You’re Invited to Historic Chatham During 2024 Garden Tour on Virginia’s Eastern Shore
February 9, 2024Chatham is back in a familiar spot. The stately, Federal-style home built in 1818 will be part of Historic Garden Week, the beloved statewide event that features unique tours organized and hosted by 48 member clubs located around the Commonwealth.
Chatham will be open for visitors on Saturday, April 27, marking the fifth time in its history it will be part of Historic Garden Week. Chatham was last part of the event in 2016 and made its debut on tour in 1995. Statewide passes to Historic Garden Week are available now and individual tour tickets will be available online beginning Feb. 20.
Joan Wehner, whose son, Jon, is vintner at Chatham Vineyards, resides in the home on Church Creek that she and her late husband, Harrison, restored with the help of Jon and his two brothers. Joan and Harrison considered several homes on the Eastern Shore back in 1979 when their primary residence was a farm in Great Falls, Virginia. They settled on Chatham, a dilapidated house built by Brigadier General Major Scarborough Pitts.
Joan and Harrison embraced the idea of a full renovation that became a family project that lasted 20 years. The Eastern Shore was something of a sentimental spot for the two University of Michigan graduates who had honeymooned on a sailboat on the Chesapeake Bay.
“We told the boys we had bought a place close to the Chesapeake Bay, and I think they were expecting a cottage,” Joan says. At that time, the property around the farmhouse had been split in a divorce and the Wehners owned 70 acres. On a weekend day in ’79, the family pulled up to the house with a horse trailer, bedding and an electric frying pan — “things that we thought we would need to at least be able to make a foothold there,” Joan says.
Harrison and Joan parked their boys in the knee-high grass along with the family dog, Winston, and headed to Eastville for the settlement and returned with the keys. By then, Jon’s brother Ross had pitched a tent in the front yard.
“There was a sink on 2x4s in the kitchen,” Joan recalls. “The kitchen floor was brick, and there was a red cupboard there that is still in the house, and that was it. I don’t even think there was a refrigerator.”
The family slept there, essentially “camping” during the renovations that took place mainly on weekends. They continued to live in their primary residence, 200 miles away in Great Falls, until 2001 when they relocated to Chatham permanently. The family met Shore neighbors by attending Hungars Episcopal Church when the idea to put the house on the Garden Tour came up in 1995.
“People are dying to see what’s going on inside,” Joan recalls being told.

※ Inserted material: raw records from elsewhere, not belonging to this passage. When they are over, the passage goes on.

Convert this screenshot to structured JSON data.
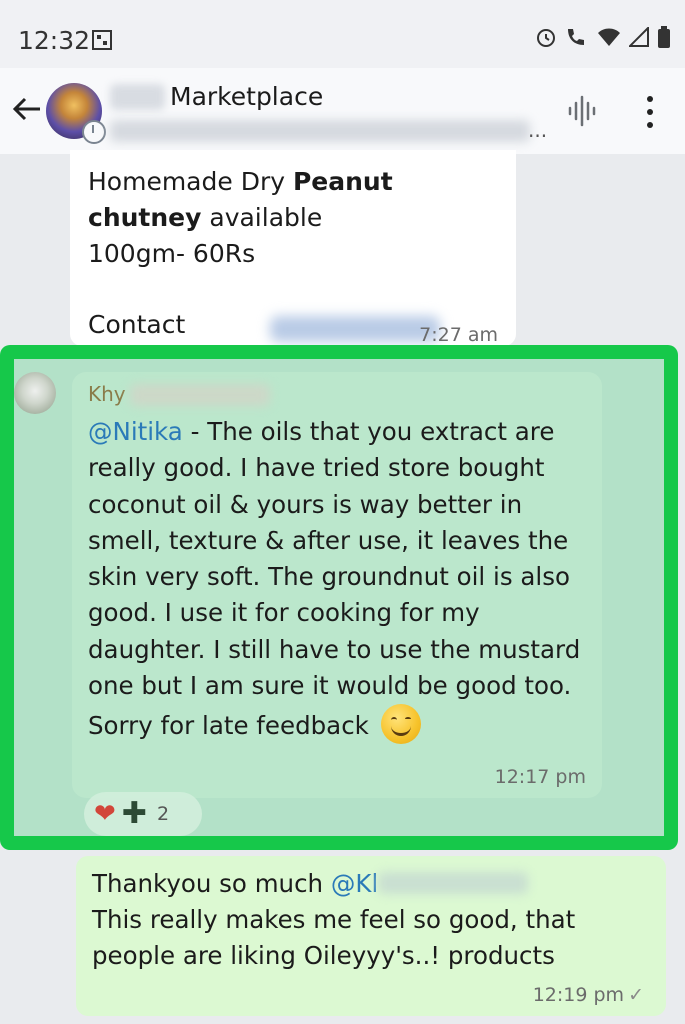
{
  "status_bar": {
    "time": "12:32",
    "icons": [
      "alarm-icon",
      "wifi-call-icon",
      "wifi-icon",
      "signal-icon",
      "battery-icon"
    ]
  },
  "header": {
    "title_partial": "Marketplace",
    "subtitle_ellipsis": "..."
  },
  "messages": [
    {
      "id": "msg1",
      "text_pre_bold": "Homemade Dry ",
      "text_bold1": "Peanut",
      "text_bold2": "chutney",
      "text_post_bold": " available",
      "line3": "100gm- 60Rs",
      "contact_label": "Contact",
      "time": "7:27 am"
    },
    {
      "id": "msg2",
      "sender_partial": "Khy",
      "mention": "@Nitika",
      "text": " - The oils that you extract are really good. I have tried store bought coconut oil & yours is way better in smell, texture & after use, it leaves the skin very soft. The groundnut oil is also good. I use it for cooking for my daughter. I still have to use the mustard one but I am sure it would be good too. Sorry for late feedback",
      "time": "12:17 pm",
      "reactions": {
        "heart": "❤",
        "plus": "✚",
        "count": "2"
      }
    },
    {
      "id": "msg3",
      "line1_pre": "Thankyou so much ",
      "mention_partial": "@Kl",
      "line2": "This really makes me feel so good, that people are liking Oileyyy's..! products",
      "time": "12:19 pm",
      "tick": "✓"
    }
  ],
  "colors": {
    "highlight_border": "#16c84a",
    "mention": "#2a7ab8",
    "outgoing_bubble": "#dcf9d2"
  }
}
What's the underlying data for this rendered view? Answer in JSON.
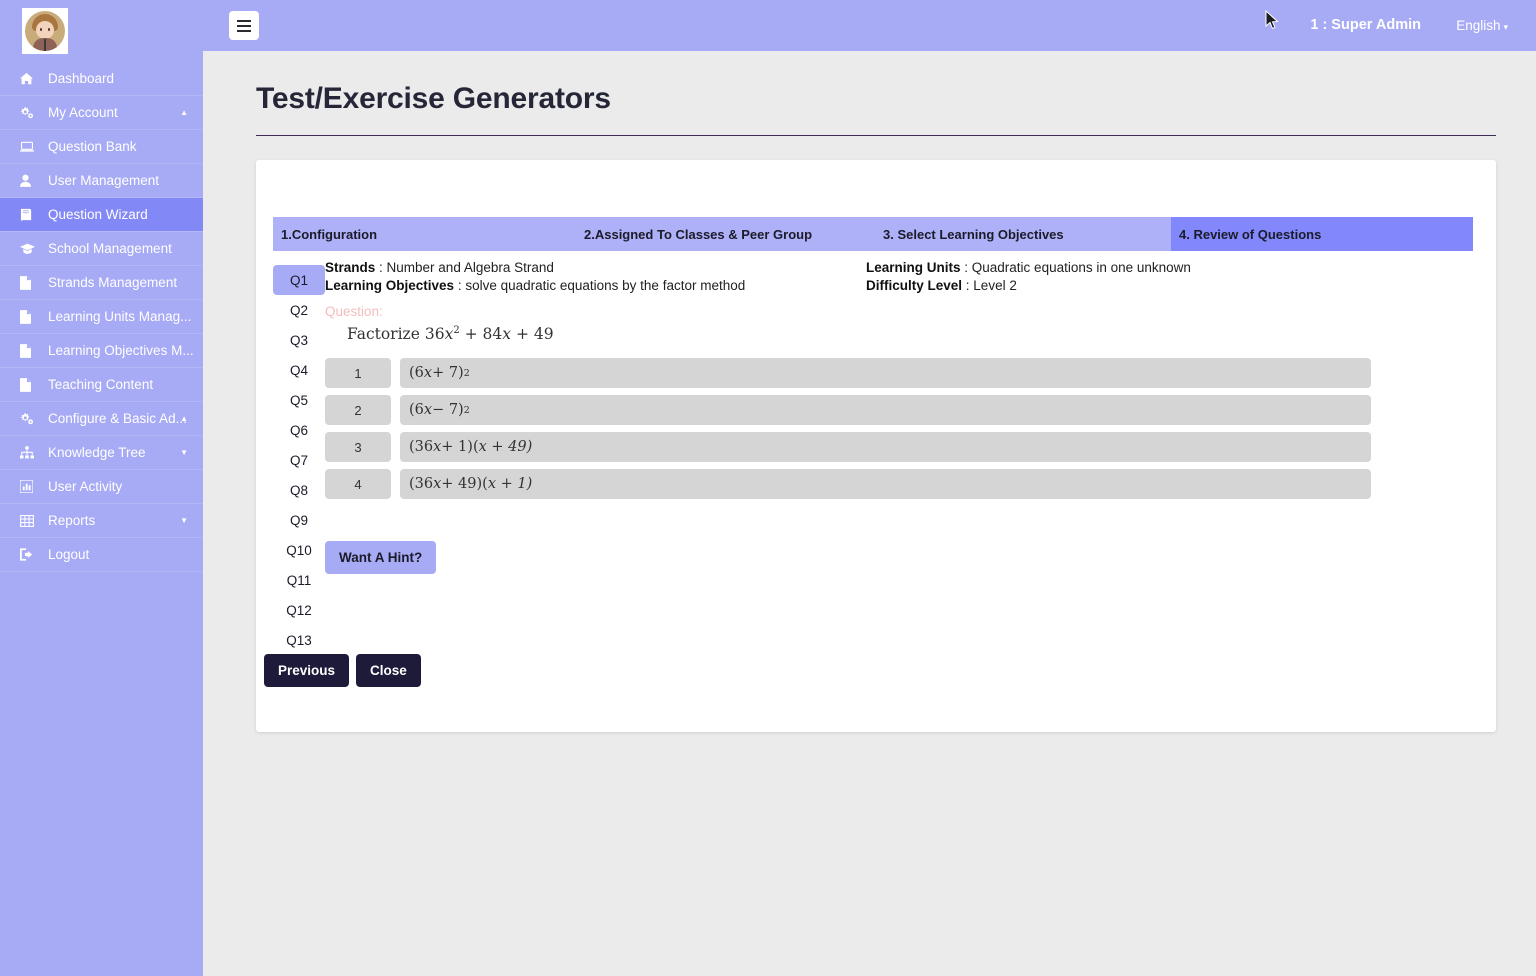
{
  "colors": {
    "sidebar_bg": "#a7aaf5",
    "sidebar_active": "#8288f5",
    "topbar_bg": "#a7aaf5",
    "page_bg": "#ebebeb",
    "tab_inactive": "#aeb1f7",
    "tab_active": "#8288fc",
    "option_bg": "#d5d5d5",
    "button_dark": "#1e1b3a",
    "question_label": "#f6bcbc"
  },
  "sidebar": {
    "avatar_alt": "user-avatar",
    "items": [
      {
        "label": "Dashboard",
        "icon": "home-icon",
        "active": false,
        "caret": ""
      },
      {
        "label": "My Account",
        "icon": "gears-icon",
        "active": false,
        "caret": "▲"
      },
      {
        "label": "Question Bank",
        "icon": "laptop-icon",
        "active": false,
        "caret": ""
      },
      {
        "label": "User Management",
        "icon": "user-icon",
        "active": false,
        "caret": ""
      },
      {
        "label": "Question Wizard",
        "icon": "book-icon",
        "active": true,
        "caret": ""
      },
      {
        "label": "School Management",
        "icon": "graduation-cap-icon",
        "active": false,
        "caret": ""
      },
      {
        "label": "Strands Management",
        "icon": "file-icon",
        "active": false,
        "caret": ""
      },
      {
        "label": "Learning Units Manag...",
        "icon": "file-icon",
        "active": false,
        "caret": ""
      },
      {
        "label": "Learning Objectives M...",
        "icon": "file-icon",
        "active": false,
        "caret": ""
      },
      {
        "label": "Teaching Content",
        "icon": "file-icon",
        "active": false,
        "caret": ""
      },
      {
        "label": "Configure & Basic Ad...",
        "icon": "gears-icon",
        "active": false,
        "caret": "▲"
      },
      {
        "label": "Knowledge Tree",
        "icon": "sitemap-icon",
        "active": false,
        "caret": "▼"
      },
      {
        "label": "User Activity",
        "icon": "bar-chart-icon",
        "active": false,
        "caret": ""
      },
      {
        "label": "Reports",
        "icon": "table-icon",
        "active": false,
        "caret": "▼"
      },
      {
        "label": "Logout",
        "icon": "sign-out-icon",
        "active": false,
        "caret": ""
      }
    ]
  },
  "topbar": {
    "menu_toggle": "hamburger-icon",
    "user": "1 : Super Admin",
    "language": "English",
    "language_caret": "▾"
  },
  "page": {
    "title": "Test/Exercise Generators"
  },
  "tabs": [
    {
      "label": "1.Configuration",
      "active": false
    },
    {
      "label": "2.Assigned To Classes & Peer Group",
      "active": false
    },
    {
      "label": "3. Select Learning Objectives",
      "active": false
    },
    {
      "label": "4. Review of Questions",
      "active": true
    }
  ],
  "question_nav": {
    "items": [
      "Q1",
      "Q2",
      "Q3",
      "Q4",
      "Q5",
      "Q6",
      "Q7",
      "Q8",
      "Q9",
      "Q10",
      "Q11",
      "Q12",
      "Q13"
    ],
    "active": "Q1"
  },
  "question": {
    "meta": {
      "strands_label": "Strands",
      "strands_value": ": Number and Algebra Strand",
      "learning_units_label": "Learning Units",
      "learning_units_value": ": Quadratic equations in one unknown",
      "learning_objectives_label": "Learning Objectives",
      "learning_objectives_value": ": solve quadratic equations by the factor method",
      "difficulty_label": "Difficulty Level",
      "difficulty_value": ": Level 2"
    },
    "question_heading": "Question:",
    "prompt_prefix": "Factorize ",
    "prompt_math": {
      "c1": "36",
      "v1": "x",
      "p1": "2",
      "op1": " + ",
      "c2": "84",
      "v2": "x",
      "op2": " + ",
      "c3": "49"
    },
    "options": [
      {
        "number": "1",
        "text_parts": {
          "open": "(6",
          "var": "x",
          "mid": " + 7)",
          "sup": "2",
          "tail": ""
        }
      },
      {
        "number": "2",
        "text_parts": {
          "open": "(6",
          "var": "x",
          "mid": " − 7)",
          "sup": "2",
          "tail": ""
        }
      },
      {
        "number": "3",
        "text_parts": {
          "open": "(36",
          "var": "x",
          "mid": " + 1)(",
          "sup": "",
          "tail": "x + 49)"
        }
      },
      {
        "number": "4",
        "text_parts": {
          "open": "(36",
          "var": "x",
          "mid": " + 49)(",
          "sup": "",
          "tail": "x + 1)"
        }
      }
    ],
    "hint_button": "Want A Hint?"
  },
  "footer": {
    "previous": "Previous",
    "close": "Close"
  }
}
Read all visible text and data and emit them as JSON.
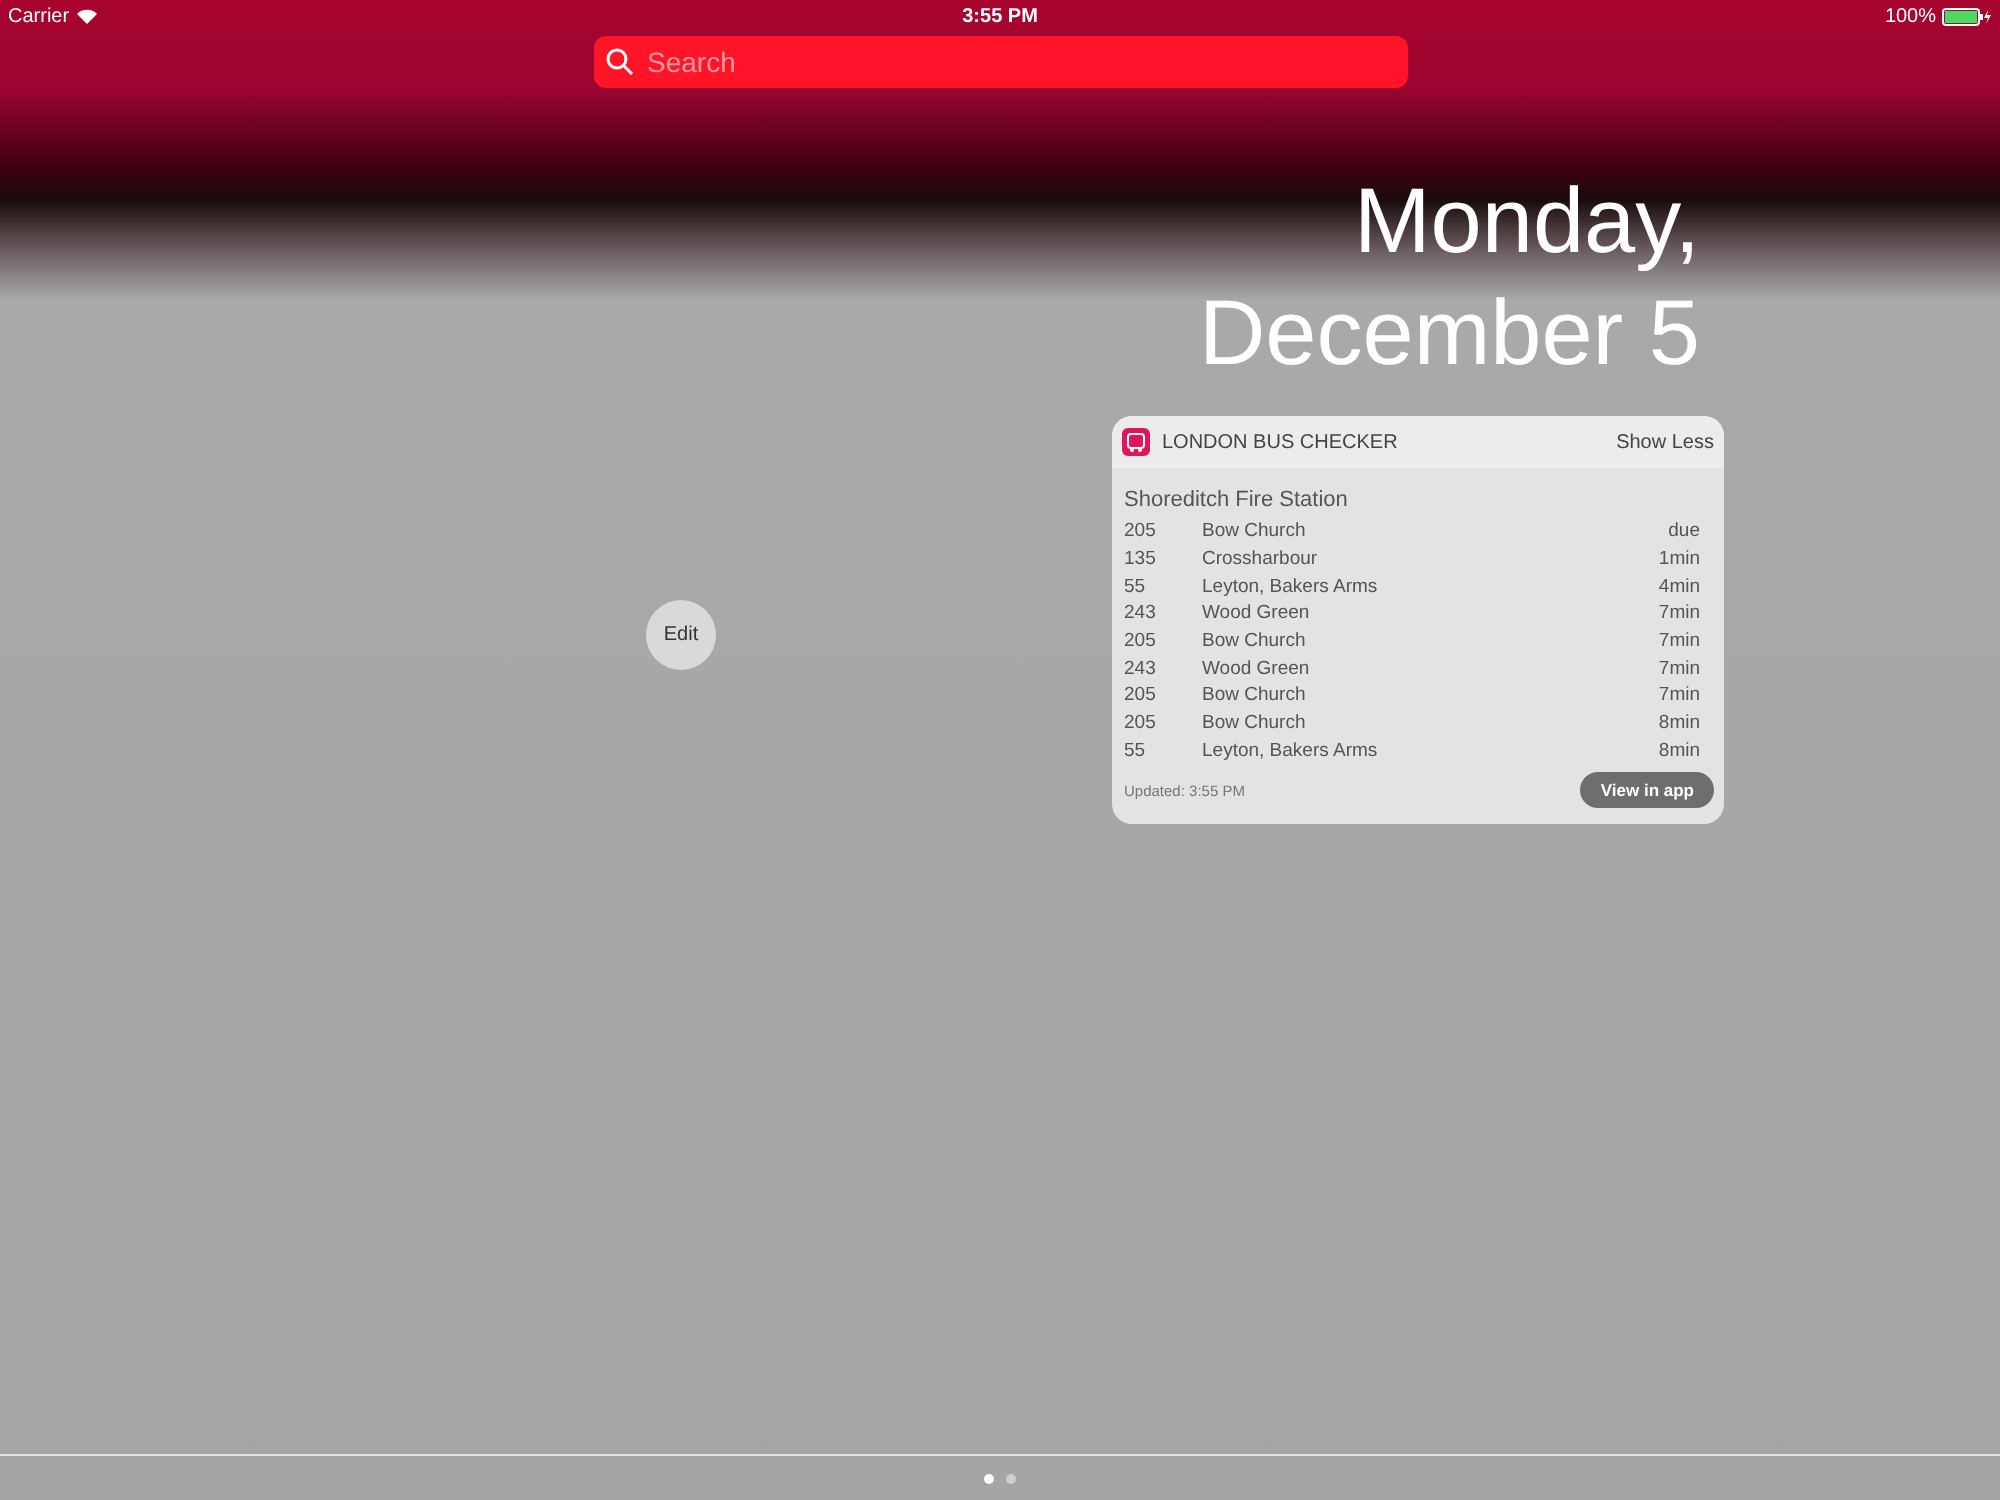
{
  "status_bar": {
    "carrier": "Carrier",
    "time": "3:55 PM",
    "battery": "100%"
  },
  "search": {
    "placeholder": "Search"
  },
  "date": {
    "weekday": "Monday,",
    "day": "December 5"
  },
  "edit_button": "Edit",
  "widget": {
    "app_name": "LONDON BUS CHECKER",
    "toggle": "Show Less",
    "stop": "Shoreditch Fire Station",
    "rows": [
      {
        "route": "205",
        "destination": "Bow Church",
        "eta": "due"
      },
      {
        "route": "135",
        "destination": "Crossharbour",
        "eta": "1min"
      },
      {
        "route": "55",
        "destination": "Leyton, Bakers Arms",
        "eta": "4min"
      },
      {
        "route": "243",
        "destination": "Wood Green",
        "eta": "7min"
      },
      {
        "route": "205",
        "destination": "Bow Church",
        "eta": "7min"
      },
      {
        "route": "243",
        "destination": "Wood Green",
        "eta": "7min"
      },
      {
        "route": "205",
        "destination": "Bow Church",
        "eta": "7min"
      },
      {
        "route": "205",
        "destination": "Bow Church",
        "eta": "8min"
      },
      {
        "route": "55",
        "destination": "Leyton, Bakers Arms",
        "eta": "8min"
      }
    ],
    "updated": "Updated: 3:55 PM",
    "action": "View in app"
  },
  "pages": [
    {
      "selected": true
    },
    {
      "selected": false
    }
  ]
}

As part of the 1995 Garden Tour, Chatham was distinguished by its original wood graining, marbling plaster work, paneling and elaborately carved mantels. Joan and Harrison had consulted the late Williamsburg architect Paul Buchanan on how to preserve what is one of the oldest two-story dwellings on the Eastern Shore. Chatham was sparsely furnished back then — Joan refers to what was there as “early marriage furniture.” Renovations were hardly complete. Many of the floors remained unfinished.
The garden part of the initial tour was minimal. Only a few box bushes remained from a former schoolhouse on the grounds.
Chatham went on tour again in 2003, its impressive 12-foot ceilings, tall windows and interior woodwork back to its original color thanks to the Wehners investing in paint analysis. By then Chatham Vineyards was in its early stages. Jon and his new bride, Mills, had moved into one of the two frame farmhouses that date back to the 1900s on the property.
Joan’s attention had turned to the gardens just off the kitchen. Her daughter-in-law, Karen is an archeologist, who dug out the basement area, putting some of the bricks in sand, and the Wehner excavated to find the original footing of what was a quarters kitchen, which had been connected to the main house. She used that original brick to build a wall over the footings to enclose a garden. The garden wasn’t quite finished for the 2003 tour, but by 2010, the next time Chatham went on tour, it was complete along with a smaller one in front of the house.
Prepping Chatham for a fifth time on tour won’t be overly taxing, Joan says. She’ll task Jon with washing the outdoor windows while she will focus on dusting, vacuuming and polishing the silver. On the day of the tour, Joan will be milling around the house and happy to answer questions. She was instrumental on Chatham being named to the National Register of Historic Places in 2022.
Historic Garden Tour guests are invited to stop by the tasting room at Chatham Vineyards, a 5,000-case family winery. All the wines are made by grapes grown onsite that derive their flavor from the marine terroir and coastal climate.